Upgrading mental health services to achieve parity was always going to be the work of a generation. Progress is fragile and we cannot afford to slip back into bad habits, such as raising thresholds for mental health care to bail out other parts of the system when unmet need in mental health is so high.
Workforce remains the most pressing challenge. Having led the way in the shift to community-based services, mental health has continued to innovate, creating new roles such as peer support workers to support new models of care. ICS workforce planning is an opportunity to look at the workforce holistically across the NHS, social care and Voluntary, Community and Social Enterprise as well as to look at the best ways local areas can increase support and retain the existing workforce after the challenges of the last few years.
The VCSE is a crucial part of the mental health provider ecosystem, offering innovative and effective community-based services that help to keep people well and avoid hospital admissions. They often support communities that are not well served by statutory services, such as people from racialised communities. They are particularly important for the Community Mental Health Transformation Programme, providing holistic, integrated services that address the wider social determinants of mental health, as well as providing a clinical response.
Integrated Care Systems offer an opportunity to move away from short-term and non-recurrent funding which is difficult and resource intensive to utilise, mitigates against long-term strategic planning and often doesn’t help generate the system change that is needed.
The VCSE are currently under enormous pressure and are picking up the pieces where statutory services not able to offer timely support. They often support people with a high level of risk who can’t get help elsewhere. This is placing a huge strain on them and their staff.

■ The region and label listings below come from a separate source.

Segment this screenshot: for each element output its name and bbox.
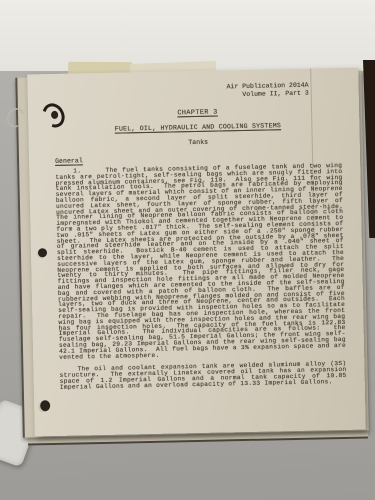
paragraph-2: The oil and coolant expansion tank are w… xyxy=(59,361,346,390)
photo-scene: Air Publication 2014A Volume II, Part 3 … xyxy=(0,0,375,500)
paragraph-1: 1. The fuel tanks consisting of a fusela… xyxy=(55,163,346,360)
document-page: Air Publication 2014A Volume II, Part 3 … xyxy=(27,68,366,437)
paper-stack: Air Publication 2014A Volume II, Part 3 … xyxy=(22,60,370,443)
chapter-heading: CHAPTER 3 xyxy=(54,106,341,120)
section-subtitle: Tanks xyxy=(55,136,342,149)
background-wall xyxy=(0,0,375,71)
publication-reference: Air Publication 2014A Volume II, Part 3 xyxy=(54,81,341,102)
chapter-title: FUEL, OIL, HYDRAULIC AND COOLING SYSTEMS xyxy=(54,121,341,134)
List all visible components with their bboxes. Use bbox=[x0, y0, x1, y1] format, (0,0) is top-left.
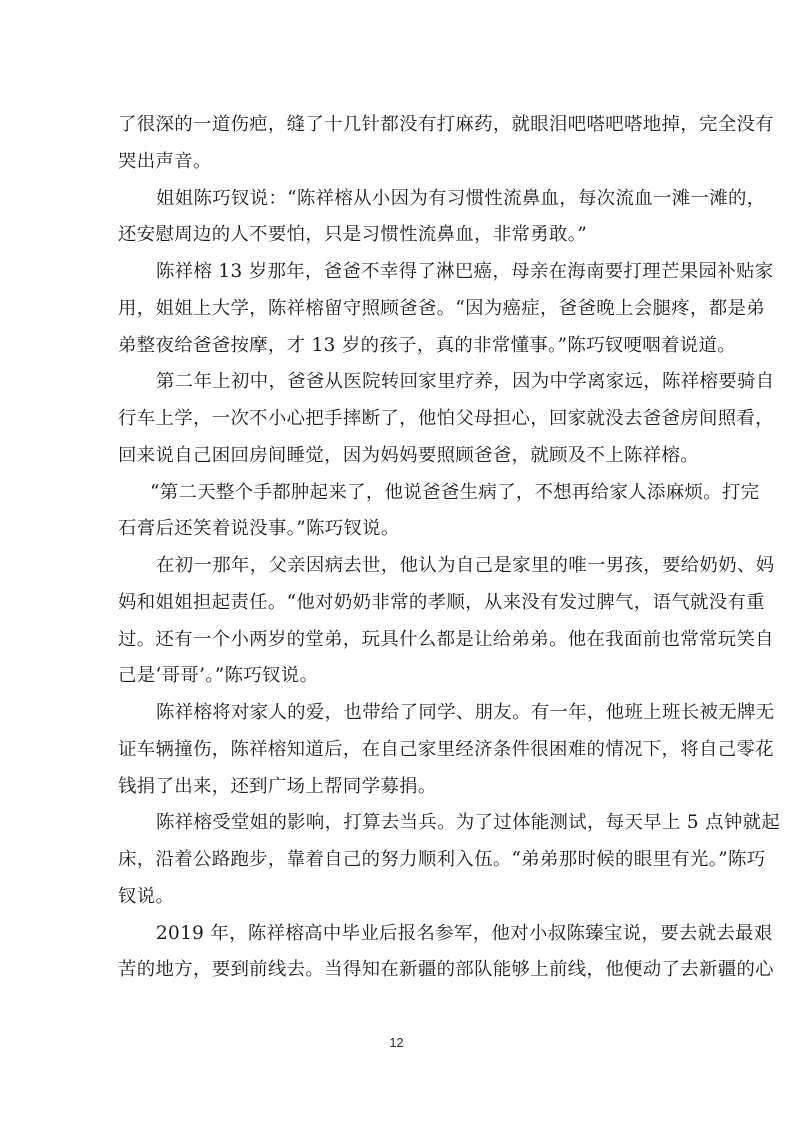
text-line: 证车辆撞伤，陈祥榕知道后，在自己家里经济条件很困难的情况下，将自己零花 bbox=[118, 732, 674, 769]
text-line: 弟整夜给爸爸按摩，才 13 岁的孩子，真的非常懂事。”陈巧钗哽咽着说道。 bbox=[118, 328, 674, 365]
text-line: 姐姐陈巧钗说：“陈祥榕从小因为有习惯性流鼻血，每次流血一滩一滩的， bbox=[118, 181, 674, 218]
text-line: 了很深的一道伤疤，缝了十几针都没有打麻药，就眼泪吧嗒吧嗒地掉，完全没有 bbox=[118, 107, 674, 144]
text-line: 陈祥榕将对家人的爱，也带给了同学、朋友。有一年，他班上班长被无牌无 bbox=[118, 695, 674, 732]
paragraph: 在初一那年，父亲因病去世，他认为自己是家里的唯一男孩，要给奶奶、妈 妈和姐姐担起… bbox=[118, 548, 674, 695]
text-line: 妈和姐姐担起责任。“他对奶奶非常的孝顺，从来没有发过脾气，语气就没有重 bbox=[118, 585, 674, 622]
paragraph: 了很深的一道伤疤，缝了十几针都没有打麻药，就眼泪吧嗒吧嗒地掉，完全没有 哭出声音… bbox=[118, 107, 674, 181]
text-line: 苦的地方，要到前线去。当得知在新疆的部队能够上前线，他便动了去新疆的心 bbox=[118, 952, 674, 989]
paragraph: “第二天整个手都肿起来了，他说爸爸生病了，不想再给家人添麻烦。打完 石膏后还笑着… bbox=[118, 475, 674, 549]
text-line: 陈祥榕受堂姐的影响，打算去当兵。为了过体能测试，每天早上 5 点钟就起 bbox=[118, 805, 674, 842]
paragraph: 第二年上初中，爸爸从医院转回家里疗养，因为中学离家远，陈祥榕要骑自 行车上学，一… bbox=[118, 364, 674, 474]
text-line: 哭出声音。 bbox=[118, 144, 674, 181]
page-number: 12 bbox=[0, 1036, 793, 1050]
paragraph: 陈祥榕受堂姐的影响，打算去当兵。为了过体能测试，每天早上 5 点钟就起 床，沿着… bbox=[118, 805, 674, 915]
text-line: 回来说自己困回房间睡觉，因为妈妈要照顾爸爸，就顾及不上陈祥榕。 bbox=[118, 438, 674, 475]
text-line: 用，姐姐上大学，陈祥榕留守照顾爸爸。“因为癌症，爸爸晚上会腿疼，都是弟 bbox=[118, 291, 674, 328]
text-line: 还安慰周边的人不要怕，只是习惯性流鼻血，非常勇敢。” bbox=[118, 217, 674, 254]
body-text: 了很深的一道伤疤，缝了十几针都没有打麻药，就眼泪吧嗒吧嗒地掉，完全没有 哭出声音… bbox=[118, 107, 674, 989]
paragraph: 陈祥榕将对家人的爱，也带给了同学、朋友。有一年，他班上班长被无牌无 证车辆撞伤，… bbox=[118, 695, 674, 805]
text-line: 陈祥榕 13 岁那年，爸爸不幸得了淋巴癌，母亲在海南要打理芒果园补贴家 bbox=[118, 254, 674, 291]
text-line: 床，沿着公路跑步，靠着自己的努力顺利入伍。“弟弟那时候的眼里有光。”陈巧 bbox=[118, 842, 674, 879]
text-line: 钱捐了出来，还到广场上帮同学募捐。 bbox=[118, 769, 674, 806]
document-page: 了很深的一道伤疤，缝了十几针都没有打麻药，就眼泪吧嗒吧嗒地掉，完全没有 哭出声音… bbox=[0, 0, 793, 1122]
text-line: 行车上学，一次不小心把手摔断了，他怕父母担心，回家就没去爸爸房间照看， bbox=[118, 401, 674, 438]
text-line: 在初一那年，父亲因病去世，他认为自己是家里的唯一男孩，要给奶奶、妈 bbox=[118, 548, 674, 585]
paragraph: 2019 年，陈祥榕高中毕业后报名参军，他对小叔陈臻宝说，要去就去最艰 苦的地方… bbox=[118, 916, 674, 990]
text-line: 钗说。 bbox=[118, 879, 674, 916]
text-line: 第二年上初中，爸爸从医院转回家里疗养，因为中学离家远，陈祥榕要骑自 bbox=[118, 364, 674, 401]
paragraph: 陈祥榕 13 岁那年，爸爸不幸得了淋巴癌，母亲在海南要打理芒果园补贴家 用，姐姐… bbox=[118, 254, 674, 364]
text-line: 2019 年，陈祥榕高中毕业后报名参军，他对小叔陈臻宝说，要去就去最艰 bbox=[118, 916, 674, 953]
paragraph: 姐姐陈巧钗说：“陈祥榕从小因为有习惯性流鼻血，每次流血一滩一滩的， 还安慰周边的… bbox=[118, 181, 674, 255]
text-line: “第二天整个手都肿起来了，他说爸爸生病了，不想再给家人添麻烦。打完 bbox=[118, 475, 674, 512]
text-line: 石膏后还笑着说没事。”陈巧钗说。 bbox=[118, 511, 674, 548]
text-line: 己是‘哥哥’。”陈巧钗说。 bbox=[118, 658, 674, 695]
text-line: 过。还有一个小两岁的堂弟，玩具什么都是让给弟弟。他在我面前也常常玩笑自 bbox=[118, 622, 674, 659]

Like all parts of the mental health system, they are facing difficulties with recruitment and retention as salaries are eroded by inflation. This is not helped by NHS commissioners not always passing on the inflation uplift they have received to their VCSE partners and attempts to reduce funding for management costs within contracts. The VCSE can access a different workforce from statutory providers, which is of particular value when there are big workforce challenges for the NHS.
There continue to be practical challenges, for example with the VCSE being able to access NHS data systems, something which risks the safety of service users because the service cannot see their patient records, as well as creating a lot of extra work for them.
The move to Integrated Care Systems has created instability and uncertainly in many areas, disrupting existing relationships and commissioning arrangements. It’s a really mixed picture in terms of how well ICSs are engaging with the VCSE and it can be difficult to know where decisions are being made. We want to see the VCSE treated as equal partners within ICSs. Systems need to consider how they’re engaging with the VCSE more strategically so that they are genuinely co-producing services and ensure they are resourcing this work properly. And simply funding a couple of VCSE engagement roles (recruited by the NHS) isn’t sufficient.
So while the landscape may have shifted again, the task remains the same: to ensure that people with mental health problems can access the help they need, when they need it. ICSs provide the change to get the whole system behind this goal. There is no time to waste.